Pour Frédéric Lapeyre, Directeur de pays de l’OIT en Côte d’Ivoire, la Déclaration d’Abidjan constitue un cadre régional qui vise à « réaliser le potentiel de l’Afrique en matière de croissance inclusive et à bâtir un avenir du travail fondé sur la justice sociale ».

M. Lapeyre indique que « par cette Déclaration, les mandants - gouvernements, organisations des employeurs, organisations des travailleurs - du continent africain se sont engagés à faire du travail décent et de l’emploi productif, une réalité pour la jeunesse en Afrique ».

Le Directeur de pays de l’OIT a déploré les conséquences de la COVID-19 qui ont « influencé la mise en œuvre de la Déclaration à travers diverses mesures ». Paradoxalement, constate Frédéric Lapeyre, « la crise sanitaire a mis en lumière la pertinence de l’agenda du travail décent, tant-il est vrai que des mesures énergiques ont été prises pour protéger les travailleurs sur leur lieu de travail, stimuler l’économie et la demande de main d’œuvre et soutenir l’emploi et les revenus ».

L’atelier s’est articulé autour de trois groupes de travail couvrant les sept domaines de travail du plan de mise en œuvre de la Déclaration à savoir « des emplois décents pour l’Afrique, en particulier pour les jeunes femmes et les jeunes hommes ; une transformation inclusive au service du travail décent dans l’économie informelle et rurale ; un environnement propice aux entreprises durables ; des compétences renforcées et une technologie mieux exploitée ; un tripartisme et un dialogue social efficaces et inclusifs ; application effective des normes du travail à jour et promotion de l’égalité entre hommes et femmes ; une protection sociale pour tous et une protection de tous les travailleurs ».

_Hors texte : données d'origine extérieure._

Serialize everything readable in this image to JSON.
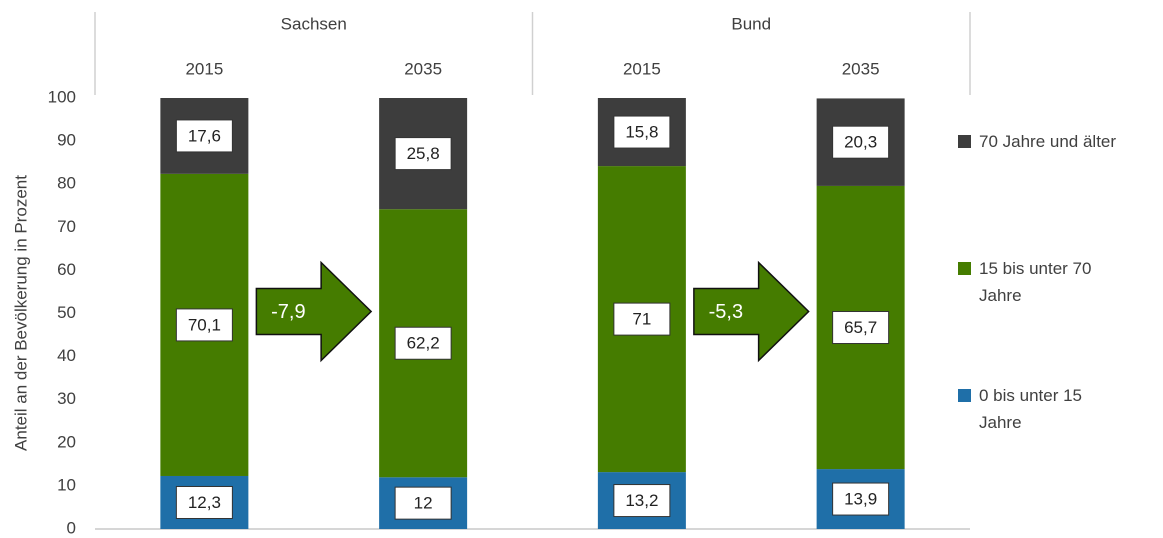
{
  "chart_data": {
    "type": "stacked_bar",
    "y_label": "Anteil an der Bevölkerung in Prozent",
    "category_groups": [
      "Sachsen",
      "Bund"
    ],
    "categories": [
      "2015",
      "2035",
      "2015",
      "2035"
    ],
    "series": [
      {
        "name": "0 bis unter 15 Jahre",
        "color": "#1f6fa8",
        "values": [
          12.3,
          12,
          13.2,
          13.9
        ],
        "value_labels": [
          "12,3",
          "12",
          "13,2",
          "13,9"
        ]
      },
      {
        "name": "15 bis unter 70 Jahre",
        "color": "#457c00",
        "values": [
          70.1,
          62.2,
          71,
          65.7
        ],
        "value_labels": [
          "70,1",
          "62,2",
          "71",
          "65,7"
        ]
      },
      {
        "name": "70 Jahre und älter",
        "color": "#3d3d3d",
        "values": [
          17.6,
          25.8,
          15.8,
          20.3
        ],
        "value_labels": [
          "17,6",
          "25,8",
          "15,8",
          "20,3"
        ]
      }
    ],
    "annotations": [
      "-7,9",
      "-5,3"
    ],
    "ylim": [
      0,
      100
    ],
    "yticks": [
      0,
      10,
      20,
      30,
      40,
      50,
      60,
      70,
      80,
      90,
      100
    ],
    "grid": false
  }
}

Les 26 participants à ces travaux qui se sont déroulés de façon participative, viennent de 13 ministères techniques, des organisations des travailleurs et des employeurs ainsi que du conseil national du dialogue social.

Pour rappel, l’évaluation à mi-parcours de la Déclaration d’Abidjan intitulée « Vers plus de justice sociale: façonner l’avenir du travail en Afrique » couvre la période de décembre 2019 à août 2021.

Le BIT qui a facilité cette évaluation, élaborera un rapport concernant la mise en œuvre du plan pour examen à la quinzième Réunion régionale africaine de l’OIT.